Tuscawilla Park has numerous species of birds found near the water. One of our year round residents is the comical White Ibis (“EYE-biss”). Adults are a mostly white, with salmon-pink face, legs, and curved beak. Turquoise blue eyes are an outstanding feature. The brown individual, is still an Ibis. It’s just a teenager, waiting to get its white adult plumage. Those gangly legs and absurd beaks are perfect for poking around in the mud for worms, small frogs, or other tasty morsels.

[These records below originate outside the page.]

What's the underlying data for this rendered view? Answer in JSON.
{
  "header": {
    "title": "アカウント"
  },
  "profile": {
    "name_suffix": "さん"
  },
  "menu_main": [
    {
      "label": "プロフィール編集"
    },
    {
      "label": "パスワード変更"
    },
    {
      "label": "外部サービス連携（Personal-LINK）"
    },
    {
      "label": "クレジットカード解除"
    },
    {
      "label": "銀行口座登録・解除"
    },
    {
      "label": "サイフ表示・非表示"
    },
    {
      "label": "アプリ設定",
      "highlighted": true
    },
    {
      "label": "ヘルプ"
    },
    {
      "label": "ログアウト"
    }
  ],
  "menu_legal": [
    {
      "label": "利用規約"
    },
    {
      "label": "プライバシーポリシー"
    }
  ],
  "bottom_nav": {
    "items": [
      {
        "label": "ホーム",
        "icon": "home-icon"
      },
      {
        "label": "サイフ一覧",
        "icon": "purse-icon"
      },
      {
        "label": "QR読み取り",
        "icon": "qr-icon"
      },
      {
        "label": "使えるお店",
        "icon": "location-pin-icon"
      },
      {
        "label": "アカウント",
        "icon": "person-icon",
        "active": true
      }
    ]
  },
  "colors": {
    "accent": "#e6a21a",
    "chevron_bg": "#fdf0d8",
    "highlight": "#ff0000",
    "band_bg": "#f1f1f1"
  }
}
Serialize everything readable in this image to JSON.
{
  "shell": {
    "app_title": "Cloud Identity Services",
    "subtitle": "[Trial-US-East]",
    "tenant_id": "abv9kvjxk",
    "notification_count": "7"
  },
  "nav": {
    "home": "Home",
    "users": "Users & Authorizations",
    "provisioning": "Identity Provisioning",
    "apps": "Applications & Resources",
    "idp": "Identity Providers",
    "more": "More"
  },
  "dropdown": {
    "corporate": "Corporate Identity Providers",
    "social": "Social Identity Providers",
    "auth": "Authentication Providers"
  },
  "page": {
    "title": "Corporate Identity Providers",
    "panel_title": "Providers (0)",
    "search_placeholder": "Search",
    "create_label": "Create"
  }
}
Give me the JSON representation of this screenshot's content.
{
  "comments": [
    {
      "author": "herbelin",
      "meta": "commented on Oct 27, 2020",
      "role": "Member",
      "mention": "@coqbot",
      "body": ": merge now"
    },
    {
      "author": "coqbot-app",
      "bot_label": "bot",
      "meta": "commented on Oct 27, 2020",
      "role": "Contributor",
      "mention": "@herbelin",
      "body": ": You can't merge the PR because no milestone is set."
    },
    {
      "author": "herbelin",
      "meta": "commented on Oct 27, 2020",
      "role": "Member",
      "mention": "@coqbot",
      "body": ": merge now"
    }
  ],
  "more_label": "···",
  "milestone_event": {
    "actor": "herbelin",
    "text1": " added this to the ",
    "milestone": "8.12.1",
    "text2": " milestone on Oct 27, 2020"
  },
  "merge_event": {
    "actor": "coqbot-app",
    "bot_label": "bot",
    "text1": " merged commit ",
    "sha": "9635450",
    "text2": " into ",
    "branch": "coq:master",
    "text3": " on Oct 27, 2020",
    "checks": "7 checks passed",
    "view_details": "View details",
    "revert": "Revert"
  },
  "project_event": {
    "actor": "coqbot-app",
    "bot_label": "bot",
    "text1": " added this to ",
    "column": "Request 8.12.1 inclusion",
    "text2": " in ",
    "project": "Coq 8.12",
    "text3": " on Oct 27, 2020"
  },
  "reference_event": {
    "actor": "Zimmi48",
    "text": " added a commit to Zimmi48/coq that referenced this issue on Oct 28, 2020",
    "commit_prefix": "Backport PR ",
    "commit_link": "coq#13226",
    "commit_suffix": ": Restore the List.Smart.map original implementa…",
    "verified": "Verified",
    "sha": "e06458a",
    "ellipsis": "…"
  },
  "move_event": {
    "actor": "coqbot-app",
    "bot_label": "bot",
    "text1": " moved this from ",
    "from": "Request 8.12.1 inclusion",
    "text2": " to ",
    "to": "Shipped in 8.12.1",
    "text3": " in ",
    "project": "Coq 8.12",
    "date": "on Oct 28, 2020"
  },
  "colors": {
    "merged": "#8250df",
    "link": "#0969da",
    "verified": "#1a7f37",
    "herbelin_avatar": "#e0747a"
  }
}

A loyal winter bird is the Hooded Merganser (“Mer-GAN-Zer”), considerably smaller than a mallard. The male is identified by the saucy little black and white “hair-do” off the back of his head. This crest is raised if he is alarmed, or wants to show off for a lady merganser. The females have a dull rusty brown head. Mergansers dive quickly, chasing after small fish. Spot one when it dives. Try to guess where it will pop up again!
Fishing birds in the trees! You may spot two kinds of birds sitting in a sunny patch with their wings spread to dry. Both can swim great distances underwater in pursuit of fish.
A Double-crested Cormorant (“CORE-more-unt”) will be solid black, with a long neck, and an orange patch of skin at the chin. The beak has a sharp hook at the end.
The other is an Anhinga . It is a bit larger, with a very long, snaky neck, and a long, straight, spear-like bill. Adult males have silver-white shoulders. Females have brown necks.
Anhingas have the ability to swim with just their long neck sticking up out of the water, leading people to believe it’s a snake. But it’s not. Just an anhinga spying out fish!